Russia, Cina e Iran: tre Paesi che la diplomazia della Santa Sede osserva con attenzione. Se in Russia, dopo la visita del Cardinale Parolin, cominciano a vedersi segni di speranza per la restituzione degli edifici sequestrati dall’Unione Sovietica ai cattolici, la Cina continua a rappresentare per la Santa Sede un luogo dove nulla accade secondo una logica precisa, e dove a momenti di apertura si succedono momenti di improvvisa chiusura. Infine, l’Iran, dove è stato in visita l’arcivescovo Paul Richard Gallagher, “ministro degli Esteri” vaticano, con il quale i rapporti sono buoni, sebbene le comunità locali vivano momenti difficili.
RUSSIA
Due settimane dopo la visita del Cardinale Pietro Parolin a Mosca, un tribunale russo ha ordinato la restituzione alla Chiesa cattolica di un edificio che era stato sequestrato alla Chiesa dal governo sovietico. Non è ancora una decisione definitiva, perché la restituzione può essere ancora bloccata. Ma di certo è un raggio di luce in un percorso che è durato quasi 30 anni.

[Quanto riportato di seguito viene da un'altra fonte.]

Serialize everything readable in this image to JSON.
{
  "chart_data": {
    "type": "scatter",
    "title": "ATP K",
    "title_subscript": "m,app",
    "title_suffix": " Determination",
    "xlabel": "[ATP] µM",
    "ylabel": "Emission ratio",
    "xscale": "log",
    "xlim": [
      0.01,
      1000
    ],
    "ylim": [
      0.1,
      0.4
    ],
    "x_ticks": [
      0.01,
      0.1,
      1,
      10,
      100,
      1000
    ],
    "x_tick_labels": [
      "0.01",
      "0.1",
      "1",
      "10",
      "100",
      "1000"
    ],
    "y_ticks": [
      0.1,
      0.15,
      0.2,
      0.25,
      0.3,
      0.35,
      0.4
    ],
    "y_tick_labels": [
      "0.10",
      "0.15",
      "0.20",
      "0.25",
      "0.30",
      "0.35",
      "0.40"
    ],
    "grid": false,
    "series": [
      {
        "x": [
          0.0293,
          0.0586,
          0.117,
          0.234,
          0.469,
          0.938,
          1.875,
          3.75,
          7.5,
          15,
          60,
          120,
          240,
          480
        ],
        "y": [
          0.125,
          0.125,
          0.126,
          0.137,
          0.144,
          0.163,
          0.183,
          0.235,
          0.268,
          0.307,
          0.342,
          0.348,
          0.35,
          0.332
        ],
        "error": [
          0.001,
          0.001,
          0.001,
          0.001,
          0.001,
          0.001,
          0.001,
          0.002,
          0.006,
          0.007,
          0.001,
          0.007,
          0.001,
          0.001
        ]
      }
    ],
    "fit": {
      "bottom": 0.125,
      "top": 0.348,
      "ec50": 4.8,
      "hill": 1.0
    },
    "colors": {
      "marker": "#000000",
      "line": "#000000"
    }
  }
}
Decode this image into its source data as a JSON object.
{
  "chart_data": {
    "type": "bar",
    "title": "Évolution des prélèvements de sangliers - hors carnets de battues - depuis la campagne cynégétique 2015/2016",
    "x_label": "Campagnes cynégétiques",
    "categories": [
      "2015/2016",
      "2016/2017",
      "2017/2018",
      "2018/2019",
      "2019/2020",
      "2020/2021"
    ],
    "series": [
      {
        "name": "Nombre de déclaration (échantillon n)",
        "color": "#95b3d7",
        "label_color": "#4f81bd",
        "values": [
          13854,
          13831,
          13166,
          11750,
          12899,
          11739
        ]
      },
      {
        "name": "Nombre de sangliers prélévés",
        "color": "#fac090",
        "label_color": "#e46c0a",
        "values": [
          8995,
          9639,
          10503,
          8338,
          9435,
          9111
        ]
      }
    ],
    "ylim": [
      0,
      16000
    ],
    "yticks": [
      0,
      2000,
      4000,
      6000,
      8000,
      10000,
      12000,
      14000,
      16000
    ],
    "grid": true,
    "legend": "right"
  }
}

La conferma della restituzione è arrivata da monsignor Igor Kovalevsky, segretario generale della Conferenza Episcopale Russa, che ha spiegato come il caso sia stato “formalmente vinto”, ma che si deve ancora attendere “una piena risoluzione del problema.
L’edificio contestato è quello della chiesa di San Pietro e Paolo e degli edifici circostanti nella capitale del distretto di Lubyanka. L’arcidiocesi della Chiesa Madre di Dio, che è chiamata a restituire l’edificio, ha sottolineato di ignorare il “fatto documentato” che il complesso, completato nel 1946, avesse una funzione religiosa, e che fosse stato costruito con “fondi raccolti dalla Chiesa cattolica e i suoi parrocchiani”.
CINA
Mentre i colloqui Vaticano-Cina per un accordo sulla nomina dei vescovi sembrano in una fase di stallo, arriva come una doccia gelata notizia che dall’1 febbraio entrerà in vigore il nuovo regolamento sulle attività religiose in Cina. Un testo che sembra inasprire le misure contro le religioni che potrebbero minacciare la pace nazionale. D’altronde, Xi Jinping, che pure ha fatto grandi aperture con la Chiesa di Roma, ha recentemente parlato di una “sinizzazione” delle religioni.
Così, la situazione per sacerdoti e missionari si fa sempre più complicata, con penali altissime in caso di una sospetta attività contro lo Stato. “È un cammino ancora lungo”, ha detto il Cardinale Pietro Parolin recentemente. Resta da vedere quali saranno i prossimi sviluppi.
IRAN
L’arcivescovo Paul Richard Gallagher, “ministro degli Esteri” vaticano, parteciperà questa settimana alla 72esima sessione dell’Assemblea Generale delle Nazioni Unite. Ma, prima di partire, è stato in visita ufficiale in Iran dal 5 al 9 settembre. Si è trattato del rinverdire i rapporti – che sono già buoni – con l’Iran e anche di tendere una mano all’Islam sciita, dopo il grande momento di dialogo con l’Islam sunnita culminato nel viaggio in Egitto e nel ripreso dialogo con l’Università di al Azhar.
L’arcivescovo Gallagher ha parlato del viaggio in Iran con Radio Vaticana, sottolineando che ci sono stati “colloqui molto aperti” anche sulla situazione che vivono i cristiani in Iran, e più in generale del Medio Oriente.
Uno dei temi dei colloqui è stata la situazione dei rifugiati causati dall’avanzata dell’autoproclamato Stato Islamico, molti dei quali non torneranno nel loro Paese. Ma – ha deto anche l’arcivescovo Gallagher – i cristiani “sono un po’ come il cemento che tiene insieme la società del Medio Oriente”.
Il “ministro degli Esteri” vaticano ha anche parlato apertamente delle difficoltà dei cristiani in Iran con il ministro degli Affari Esteri e il ministro della Cultura, e ha avuto per risposta espressioni “molto lusinghiere sul ruolo e sull’operato dei cristiani”, nonostante le “regole del gioco” siano “molto impegnative per le comunità cristiane”.
Una visita del Papa a Teheran è comunque difficile, anche se ci sono rapporti positivi, perché “le buone relazioni con la Santa Sede dovrebbero essere supportate dalle buone relazioni con le comunità cristiane locali”.